Agent orange : le pourvoi de Tran To Nga renvoyé devant l’assemblée plénière de la Cour de cassation

Agent Orange : Le pourvoi de Tran To Nga renvoyé devant l’assemblée plénière de la Cour de cassation

Date : 8 juillet 2026 à 16h56
Durée de lecture : 3 minutes

La Cour de cassation a annoncé le 8 juillet le renvoi de l’affaire opposant Tran To Nga à quatorze multinationales américaines, dont Bayer-Monsanto et Dow Chemical, devant son assemblée plénière. Cette décision, qui ne constitue pas un jugement mais un report, a été avancée à cette date alors qu’une audience était initialement prévue pour le 16 septembre. Tran To Nga, une Franco-Vietnamienne de 84 ans, a déclaré : « L’affaire est tellement importante que notre procès à la cassation continue. »
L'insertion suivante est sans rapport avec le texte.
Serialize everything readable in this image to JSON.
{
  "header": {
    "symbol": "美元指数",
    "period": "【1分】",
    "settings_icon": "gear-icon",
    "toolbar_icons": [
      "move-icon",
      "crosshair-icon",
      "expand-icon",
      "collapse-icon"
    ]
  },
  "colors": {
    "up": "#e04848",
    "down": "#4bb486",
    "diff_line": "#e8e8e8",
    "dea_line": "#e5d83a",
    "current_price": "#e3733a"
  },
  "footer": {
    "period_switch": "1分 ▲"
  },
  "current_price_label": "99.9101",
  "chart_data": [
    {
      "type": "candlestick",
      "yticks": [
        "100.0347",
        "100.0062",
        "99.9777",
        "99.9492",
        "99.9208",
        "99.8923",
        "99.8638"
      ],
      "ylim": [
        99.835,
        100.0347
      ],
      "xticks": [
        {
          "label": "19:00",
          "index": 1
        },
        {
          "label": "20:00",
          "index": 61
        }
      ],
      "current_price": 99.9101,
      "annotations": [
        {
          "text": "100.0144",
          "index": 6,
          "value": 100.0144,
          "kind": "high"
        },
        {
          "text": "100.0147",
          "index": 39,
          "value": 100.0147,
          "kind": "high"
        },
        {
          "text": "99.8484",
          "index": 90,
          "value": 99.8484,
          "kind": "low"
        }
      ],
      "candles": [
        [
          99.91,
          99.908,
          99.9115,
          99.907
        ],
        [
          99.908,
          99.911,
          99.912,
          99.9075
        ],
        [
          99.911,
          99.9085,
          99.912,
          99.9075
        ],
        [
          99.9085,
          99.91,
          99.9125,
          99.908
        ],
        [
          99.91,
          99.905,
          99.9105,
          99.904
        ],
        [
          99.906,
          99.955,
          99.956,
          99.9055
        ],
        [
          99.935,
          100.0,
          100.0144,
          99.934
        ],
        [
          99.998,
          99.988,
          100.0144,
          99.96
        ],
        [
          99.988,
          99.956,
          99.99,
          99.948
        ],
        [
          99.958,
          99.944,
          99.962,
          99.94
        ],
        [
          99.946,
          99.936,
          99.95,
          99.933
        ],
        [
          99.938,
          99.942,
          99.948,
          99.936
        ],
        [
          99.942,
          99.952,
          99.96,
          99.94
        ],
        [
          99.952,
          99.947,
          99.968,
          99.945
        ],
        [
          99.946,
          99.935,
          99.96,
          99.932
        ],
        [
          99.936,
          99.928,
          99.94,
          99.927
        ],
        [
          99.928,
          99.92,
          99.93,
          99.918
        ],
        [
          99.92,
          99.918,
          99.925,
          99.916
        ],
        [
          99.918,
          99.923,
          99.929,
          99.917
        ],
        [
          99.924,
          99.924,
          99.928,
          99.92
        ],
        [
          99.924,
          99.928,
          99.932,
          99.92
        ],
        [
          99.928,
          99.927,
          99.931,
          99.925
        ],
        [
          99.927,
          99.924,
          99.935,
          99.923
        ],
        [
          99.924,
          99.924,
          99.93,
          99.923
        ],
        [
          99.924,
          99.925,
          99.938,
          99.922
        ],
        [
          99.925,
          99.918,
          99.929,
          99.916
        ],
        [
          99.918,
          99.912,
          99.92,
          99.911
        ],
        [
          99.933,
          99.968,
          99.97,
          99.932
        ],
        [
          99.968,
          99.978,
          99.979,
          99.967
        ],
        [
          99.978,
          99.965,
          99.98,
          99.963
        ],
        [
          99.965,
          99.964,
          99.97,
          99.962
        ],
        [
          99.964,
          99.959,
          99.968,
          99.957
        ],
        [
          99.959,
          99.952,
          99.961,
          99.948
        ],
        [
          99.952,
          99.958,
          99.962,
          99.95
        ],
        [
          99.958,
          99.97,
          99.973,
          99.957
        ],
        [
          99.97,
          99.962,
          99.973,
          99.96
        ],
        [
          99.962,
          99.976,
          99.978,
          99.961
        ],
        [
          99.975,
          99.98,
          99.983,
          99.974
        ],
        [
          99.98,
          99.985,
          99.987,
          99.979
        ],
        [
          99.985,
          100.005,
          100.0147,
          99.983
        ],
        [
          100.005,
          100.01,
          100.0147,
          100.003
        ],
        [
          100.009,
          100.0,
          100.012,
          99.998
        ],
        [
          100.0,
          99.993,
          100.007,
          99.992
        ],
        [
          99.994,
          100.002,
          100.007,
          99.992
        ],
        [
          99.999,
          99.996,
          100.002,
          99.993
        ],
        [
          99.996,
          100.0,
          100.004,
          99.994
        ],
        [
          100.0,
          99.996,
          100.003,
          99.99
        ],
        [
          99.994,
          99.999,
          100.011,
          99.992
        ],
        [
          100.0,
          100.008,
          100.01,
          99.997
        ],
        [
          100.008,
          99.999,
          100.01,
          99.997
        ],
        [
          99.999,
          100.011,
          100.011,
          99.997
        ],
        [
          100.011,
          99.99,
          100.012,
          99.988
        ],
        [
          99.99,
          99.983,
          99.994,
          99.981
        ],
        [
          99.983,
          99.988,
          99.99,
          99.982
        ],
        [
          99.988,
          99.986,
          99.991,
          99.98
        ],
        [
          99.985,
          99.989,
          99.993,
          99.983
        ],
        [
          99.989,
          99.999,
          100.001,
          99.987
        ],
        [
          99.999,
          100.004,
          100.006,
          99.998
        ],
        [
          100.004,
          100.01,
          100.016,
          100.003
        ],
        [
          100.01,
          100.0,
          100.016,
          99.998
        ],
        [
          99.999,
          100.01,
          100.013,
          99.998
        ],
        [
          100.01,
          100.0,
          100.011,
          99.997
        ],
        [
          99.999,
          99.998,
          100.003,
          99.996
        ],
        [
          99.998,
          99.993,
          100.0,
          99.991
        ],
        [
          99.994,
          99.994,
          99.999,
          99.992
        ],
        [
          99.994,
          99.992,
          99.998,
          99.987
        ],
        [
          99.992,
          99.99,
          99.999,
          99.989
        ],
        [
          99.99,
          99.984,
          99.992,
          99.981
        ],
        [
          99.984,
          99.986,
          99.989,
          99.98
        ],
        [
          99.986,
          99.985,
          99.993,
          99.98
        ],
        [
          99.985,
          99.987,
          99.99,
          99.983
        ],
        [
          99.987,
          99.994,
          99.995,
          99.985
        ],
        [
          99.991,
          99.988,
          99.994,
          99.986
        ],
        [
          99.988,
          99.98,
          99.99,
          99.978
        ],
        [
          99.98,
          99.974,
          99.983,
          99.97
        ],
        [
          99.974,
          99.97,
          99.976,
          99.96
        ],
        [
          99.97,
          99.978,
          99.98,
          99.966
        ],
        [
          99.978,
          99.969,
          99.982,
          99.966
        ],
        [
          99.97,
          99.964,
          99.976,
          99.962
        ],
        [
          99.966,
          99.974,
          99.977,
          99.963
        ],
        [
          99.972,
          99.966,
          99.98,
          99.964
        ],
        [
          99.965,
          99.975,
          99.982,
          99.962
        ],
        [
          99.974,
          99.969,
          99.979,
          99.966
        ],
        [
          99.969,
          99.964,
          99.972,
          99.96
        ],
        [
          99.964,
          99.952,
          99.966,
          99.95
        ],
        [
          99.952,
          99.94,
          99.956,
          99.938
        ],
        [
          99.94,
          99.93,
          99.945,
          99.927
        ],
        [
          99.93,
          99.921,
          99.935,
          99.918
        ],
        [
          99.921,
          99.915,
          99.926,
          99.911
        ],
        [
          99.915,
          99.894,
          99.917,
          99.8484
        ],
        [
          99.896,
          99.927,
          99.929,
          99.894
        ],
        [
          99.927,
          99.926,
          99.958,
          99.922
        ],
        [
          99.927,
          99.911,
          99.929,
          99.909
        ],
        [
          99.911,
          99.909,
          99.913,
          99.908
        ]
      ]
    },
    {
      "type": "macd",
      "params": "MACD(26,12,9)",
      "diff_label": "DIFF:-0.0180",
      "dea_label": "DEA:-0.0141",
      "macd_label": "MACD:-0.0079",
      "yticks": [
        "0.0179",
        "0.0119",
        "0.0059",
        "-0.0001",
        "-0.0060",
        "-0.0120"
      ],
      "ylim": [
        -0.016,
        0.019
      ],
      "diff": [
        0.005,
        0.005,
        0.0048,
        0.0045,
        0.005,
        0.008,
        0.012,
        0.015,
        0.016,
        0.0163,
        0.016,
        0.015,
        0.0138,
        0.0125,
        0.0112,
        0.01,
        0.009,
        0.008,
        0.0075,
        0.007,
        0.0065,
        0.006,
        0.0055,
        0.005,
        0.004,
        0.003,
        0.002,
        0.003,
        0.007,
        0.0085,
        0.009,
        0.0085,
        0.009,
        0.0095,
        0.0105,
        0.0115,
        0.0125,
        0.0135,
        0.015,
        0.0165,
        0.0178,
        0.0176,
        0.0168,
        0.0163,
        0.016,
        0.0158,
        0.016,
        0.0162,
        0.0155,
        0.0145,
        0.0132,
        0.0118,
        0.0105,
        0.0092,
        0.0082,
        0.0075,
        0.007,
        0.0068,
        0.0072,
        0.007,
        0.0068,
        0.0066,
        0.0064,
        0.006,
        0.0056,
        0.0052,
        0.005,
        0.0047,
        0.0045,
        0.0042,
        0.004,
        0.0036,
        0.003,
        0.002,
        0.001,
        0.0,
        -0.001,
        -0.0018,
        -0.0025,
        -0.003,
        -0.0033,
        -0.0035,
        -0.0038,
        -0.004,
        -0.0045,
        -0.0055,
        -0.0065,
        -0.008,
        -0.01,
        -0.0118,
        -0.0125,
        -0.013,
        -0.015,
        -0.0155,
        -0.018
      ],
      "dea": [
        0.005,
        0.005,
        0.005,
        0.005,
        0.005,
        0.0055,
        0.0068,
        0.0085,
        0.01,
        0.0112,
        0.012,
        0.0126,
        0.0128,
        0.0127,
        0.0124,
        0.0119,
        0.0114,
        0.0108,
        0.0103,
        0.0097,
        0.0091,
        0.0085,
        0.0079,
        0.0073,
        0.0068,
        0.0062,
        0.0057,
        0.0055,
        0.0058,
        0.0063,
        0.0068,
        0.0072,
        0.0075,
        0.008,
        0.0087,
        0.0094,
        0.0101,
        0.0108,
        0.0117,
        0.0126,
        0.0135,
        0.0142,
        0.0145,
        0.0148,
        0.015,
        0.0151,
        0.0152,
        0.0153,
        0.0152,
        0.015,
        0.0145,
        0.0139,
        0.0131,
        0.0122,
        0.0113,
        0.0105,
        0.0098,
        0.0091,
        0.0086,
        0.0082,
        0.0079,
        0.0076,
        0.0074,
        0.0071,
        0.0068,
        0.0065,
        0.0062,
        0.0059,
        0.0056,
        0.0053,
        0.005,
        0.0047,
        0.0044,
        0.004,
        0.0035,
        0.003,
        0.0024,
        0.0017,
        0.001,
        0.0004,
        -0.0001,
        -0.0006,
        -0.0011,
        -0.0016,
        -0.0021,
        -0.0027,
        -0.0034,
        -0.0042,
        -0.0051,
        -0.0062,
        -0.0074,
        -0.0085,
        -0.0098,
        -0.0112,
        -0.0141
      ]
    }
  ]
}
Tran To Nga a été exposée à l’agent orange durant la guerre du Vietnam, alors qu’elle couvrait le front pour l’agence de presse du Front national de libération du Sud Vietnam. Entre 2,1 et 4,8 millions de personnes ont été affectées par cet herbicide, utilisé par l’armée américaine pour détruire la végétation et empêcher la résistance vietnamienne de s’y cacher. Les conséquences incluent des maladies graves, telles que des cancers et des malformations, touchant les victimes et leurs descendants.

Tran To Nga a engagé des poursuites en 2014 contre les entreprises responsables de la production de cet herbicide. Après avoir essuyé deux défaites, au tribunal d’Évry en 2021 et à la cour d’appel de Paris en 2024, elle s’est présentée devant la Cour de cassation le 16 juin. L’arrêt rendu prolongera le calendrier judiciaire de six mois à un an.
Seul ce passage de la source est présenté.